The Court’s findings were based on the construction of the policies in question rather than any presumption. However, the practical effect of the Court of Appeal’s judgment appears to be that composite policies of insurance will provide separate limits of indemnity in this way unless there is (a) a provision in the policy wording expressly setting out that there is a shared aggregate limit, and (b) additionally a provision dealing with the priority of competing claims between insureds.

Second issue: furlough

The Court of Appeal was asked to determine whether it is correct that insurers should be entitled to deduct the sums policyholders received from the UK Government’s Coronavirus Job Retention Scheme (ie furlough payments) from any indemnity owed.

The key questions for the Court of Appeal were:

  • did the policyholders’ wage costs “cease” or “reduce” within the meaning of the insurance policy by virtue of the furlough payments received, in which case they should be treated as a saving to deduct from the indemnity;
  • was any cessation or reduction of the charges or expenses of the business “in consequence of” the insured peril; and
  • were furlough payments a collateral benefit.

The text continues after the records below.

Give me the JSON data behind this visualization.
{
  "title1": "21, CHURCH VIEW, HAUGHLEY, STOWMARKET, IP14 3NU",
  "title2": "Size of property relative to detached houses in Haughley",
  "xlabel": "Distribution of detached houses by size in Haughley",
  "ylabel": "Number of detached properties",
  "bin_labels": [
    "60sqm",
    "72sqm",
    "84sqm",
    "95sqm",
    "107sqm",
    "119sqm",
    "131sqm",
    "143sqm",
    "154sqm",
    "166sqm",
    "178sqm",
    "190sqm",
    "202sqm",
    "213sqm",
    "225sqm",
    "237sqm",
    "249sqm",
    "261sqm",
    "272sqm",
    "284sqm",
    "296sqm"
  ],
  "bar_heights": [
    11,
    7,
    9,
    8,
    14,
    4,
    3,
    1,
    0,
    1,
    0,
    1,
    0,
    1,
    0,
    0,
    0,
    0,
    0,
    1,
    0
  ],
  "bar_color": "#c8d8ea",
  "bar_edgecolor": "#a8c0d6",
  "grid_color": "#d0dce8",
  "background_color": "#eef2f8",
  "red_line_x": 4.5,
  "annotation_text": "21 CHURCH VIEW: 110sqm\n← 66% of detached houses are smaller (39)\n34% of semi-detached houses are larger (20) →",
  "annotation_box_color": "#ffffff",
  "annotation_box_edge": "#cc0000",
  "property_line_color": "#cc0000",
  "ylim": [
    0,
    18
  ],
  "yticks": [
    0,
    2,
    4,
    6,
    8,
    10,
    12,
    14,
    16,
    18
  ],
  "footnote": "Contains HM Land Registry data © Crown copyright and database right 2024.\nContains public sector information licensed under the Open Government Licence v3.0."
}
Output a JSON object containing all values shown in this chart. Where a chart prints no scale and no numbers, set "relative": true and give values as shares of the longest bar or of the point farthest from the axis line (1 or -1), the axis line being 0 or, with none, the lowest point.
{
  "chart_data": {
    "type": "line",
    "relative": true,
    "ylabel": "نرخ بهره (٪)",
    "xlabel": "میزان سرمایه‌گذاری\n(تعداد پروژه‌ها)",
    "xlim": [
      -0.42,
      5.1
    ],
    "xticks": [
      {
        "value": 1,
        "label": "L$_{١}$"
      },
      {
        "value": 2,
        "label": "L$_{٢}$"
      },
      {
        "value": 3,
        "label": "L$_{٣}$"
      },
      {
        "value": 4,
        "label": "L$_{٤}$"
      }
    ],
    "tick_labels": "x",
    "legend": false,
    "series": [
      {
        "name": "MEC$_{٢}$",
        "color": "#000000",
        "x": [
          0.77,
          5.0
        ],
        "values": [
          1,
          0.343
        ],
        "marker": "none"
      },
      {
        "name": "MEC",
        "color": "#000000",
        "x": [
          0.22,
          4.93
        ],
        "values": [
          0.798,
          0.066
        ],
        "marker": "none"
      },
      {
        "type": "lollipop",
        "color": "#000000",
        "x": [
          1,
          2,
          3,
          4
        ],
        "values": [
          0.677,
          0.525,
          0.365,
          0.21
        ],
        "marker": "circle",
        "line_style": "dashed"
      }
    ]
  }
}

The Court of Appeal found in favour of insurers on all issues, with a clear preference for the conclusion that: “The bottom line at the end of the day is that the insureds did not have to bear the expenses of the wages bill and to that extent, the charges or expenses of the business were reduced”, which the Court determined is how the reasonable policyholder would view the position.

 


 

Next steps?

The Court of Appeal’s judgments remain subject to potential further appeals from both insurers and policyholders, the status of which are yet to be confirmed.

There could therefore be further appeals to the Supreme Court. If permission must be sought from the Supreme Court, it will be interesting to see whether it is granted following the Supreme Court’s recent decision to refuse Allianz Insurance Plc permission to appeal another Covid-19 business interruption issue, following the policyholder’s success in London International Exhibition Centre Plc v Allianz & Ors.